The he-men of the earlier era indulged in cigars, chewin ‘chawin’ tobacco,
and dipped snuff. Likewise, it seemed that the smaller the man--or
boy--the larger the cigar, this attitude being the rule, so it seemed.
Cigar smokers once were so plentiful that children and girls saved
the cigar bands --the colorful rings that run about the middle of a
cigar showing the name brand. They also pasted them on the bottom of
glass dishes where they would show through from beneath. Girls competed
amongst each other to see who had the largest number of different kinds
of cigar bands.
Obviously, the cheaper method of enjoying tobacco was to chew it.
This practice was utilized where smoking was dangerous of forbidden
in mines, barns, factories, and homes where the housewife would not
tolerate the profound smoke of the cigars in her draperies. Clearly,
the cigar butts and ashes along with the “spit” had to
be disposed of. Along came the installation of spittons and cuspidors
in all inside public places and in many homes. These “receptacles” took
various forms and shapes. They were eventually banished from the home
by the fuming and determined womenfolk. Chewing still persists where
smoking is problematic or forbidden.
Snuff was used mainly where smoking was dejected. Sophisticates of
both sexes took up this habitual form of tobacco use in the upper echelons
of society. A snuffbox was standard equipment in many places, where
silver snuffboxes were especially treasured belongings. This powdery
tobacco product was consumed either by inhaling it through a nostril
or by rubbing it on the gums with a finger.
The etiquette books of the latter part of the nineteenth century
devoted considerable space to cigar smoking in view of the then prominent
part it played in social life. Gentlemen were told, in general, that
he should never keep a cigar in his mouth when talking or saluting
a lady on the street and should never spit in the presence of a lady.
Advise was given to the men that they should never smoke in the presence
of a lady without first asking permission. In no way should they ever
be in their presence with cigar smoke on their breath. A gentleman
should never smoke in a room that ladies frequent, since few ladies
like the odor of tobacco on their clothes. Chewing of parsley was recommended
to remove the odor and taste of a cigar.
especially women of delicate awareness, as practiced by cigar smokers
and tobacco chewers, considered the practice of spitting, offensive.
Further back, in colonial days, the use of tobacco was placed under
strict guidelines in some places, although the tobacco product was
acceptable in fines, taxes, and lodging, and often as a dowry.
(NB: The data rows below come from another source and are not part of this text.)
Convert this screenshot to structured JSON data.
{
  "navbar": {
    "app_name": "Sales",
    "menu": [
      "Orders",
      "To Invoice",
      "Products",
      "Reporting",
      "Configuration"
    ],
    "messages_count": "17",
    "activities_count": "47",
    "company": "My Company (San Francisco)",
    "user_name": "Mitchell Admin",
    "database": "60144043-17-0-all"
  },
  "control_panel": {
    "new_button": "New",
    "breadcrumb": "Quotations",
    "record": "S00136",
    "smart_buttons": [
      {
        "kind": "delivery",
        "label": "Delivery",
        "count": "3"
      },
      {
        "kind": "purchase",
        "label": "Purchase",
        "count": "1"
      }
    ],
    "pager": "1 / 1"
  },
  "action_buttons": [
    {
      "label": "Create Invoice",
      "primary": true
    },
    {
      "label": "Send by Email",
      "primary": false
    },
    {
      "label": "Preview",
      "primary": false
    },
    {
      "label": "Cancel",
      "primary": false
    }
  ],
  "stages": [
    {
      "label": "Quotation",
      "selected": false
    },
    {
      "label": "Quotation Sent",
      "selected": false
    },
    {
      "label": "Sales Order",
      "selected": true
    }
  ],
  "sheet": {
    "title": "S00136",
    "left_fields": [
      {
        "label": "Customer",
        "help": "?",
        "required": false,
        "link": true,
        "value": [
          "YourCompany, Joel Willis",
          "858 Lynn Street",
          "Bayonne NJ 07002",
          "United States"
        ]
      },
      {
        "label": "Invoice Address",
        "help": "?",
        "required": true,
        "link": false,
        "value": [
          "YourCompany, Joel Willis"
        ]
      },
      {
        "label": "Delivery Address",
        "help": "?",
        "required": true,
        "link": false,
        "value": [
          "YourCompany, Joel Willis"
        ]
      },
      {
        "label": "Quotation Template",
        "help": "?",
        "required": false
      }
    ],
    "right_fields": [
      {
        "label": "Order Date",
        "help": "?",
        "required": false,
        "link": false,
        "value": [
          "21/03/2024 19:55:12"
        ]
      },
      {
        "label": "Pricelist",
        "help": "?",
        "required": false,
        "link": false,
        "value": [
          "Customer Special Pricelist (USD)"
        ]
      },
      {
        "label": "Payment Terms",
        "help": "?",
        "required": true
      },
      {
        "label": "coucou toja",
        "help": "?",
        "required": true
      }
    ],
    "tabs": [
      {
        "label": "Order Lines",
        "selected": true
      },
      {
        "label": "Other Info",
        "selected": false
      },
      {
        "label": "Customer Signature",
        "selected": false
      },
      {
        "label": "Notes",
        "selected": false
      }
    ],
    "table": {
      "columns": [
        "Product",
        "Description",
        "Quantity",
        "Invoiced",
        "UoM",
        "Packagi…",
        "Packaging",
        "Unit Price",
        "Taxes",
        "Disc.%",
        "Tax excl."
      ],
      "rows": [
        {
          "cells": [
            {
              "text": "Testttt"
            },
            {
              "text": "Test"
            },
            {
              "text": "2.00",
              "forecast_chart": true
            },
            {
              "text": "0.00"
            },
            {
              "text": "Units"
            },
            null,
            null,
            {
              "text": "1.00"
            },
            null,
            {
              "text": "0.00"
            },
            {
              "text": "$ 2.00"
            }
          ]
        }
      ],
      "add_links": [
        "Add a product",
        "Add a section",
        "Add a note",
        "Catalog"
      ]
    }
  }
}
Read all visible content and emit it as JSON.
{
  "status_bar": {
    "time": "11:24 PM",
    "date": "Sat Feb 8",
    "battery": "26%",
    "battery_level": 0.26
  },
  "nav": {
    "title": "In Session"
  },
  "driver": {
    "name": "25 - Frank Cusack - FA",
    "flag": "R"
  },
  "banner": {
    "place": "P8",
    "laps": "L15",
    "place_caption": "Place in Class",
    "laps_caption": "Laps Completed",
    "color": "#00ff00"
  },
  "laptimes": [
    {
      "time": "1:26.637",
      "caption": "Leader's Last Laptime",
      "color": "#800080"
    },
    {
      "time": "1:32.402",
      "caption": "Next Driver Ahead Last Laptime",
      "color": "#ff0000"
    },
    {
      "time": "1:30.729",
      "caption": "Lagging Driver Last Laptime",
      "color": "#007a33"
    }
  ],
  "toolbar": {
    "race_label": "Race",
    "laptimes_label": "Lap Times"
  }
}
In many
places, no one could use tobacco publicly, no two men could smoke together,
and no one could smoke within two miles of the meetinghouse of the
Sabbath. Landlords were forbidden to permit tobacco to be taken into
their houses on penalty of a fine for both landlord and tobacco user.
The Puritans stated that “No person under twenty-one shall
take any tobacco until some skilled in physics testifies that it is
useful to him and he has received a license from the court.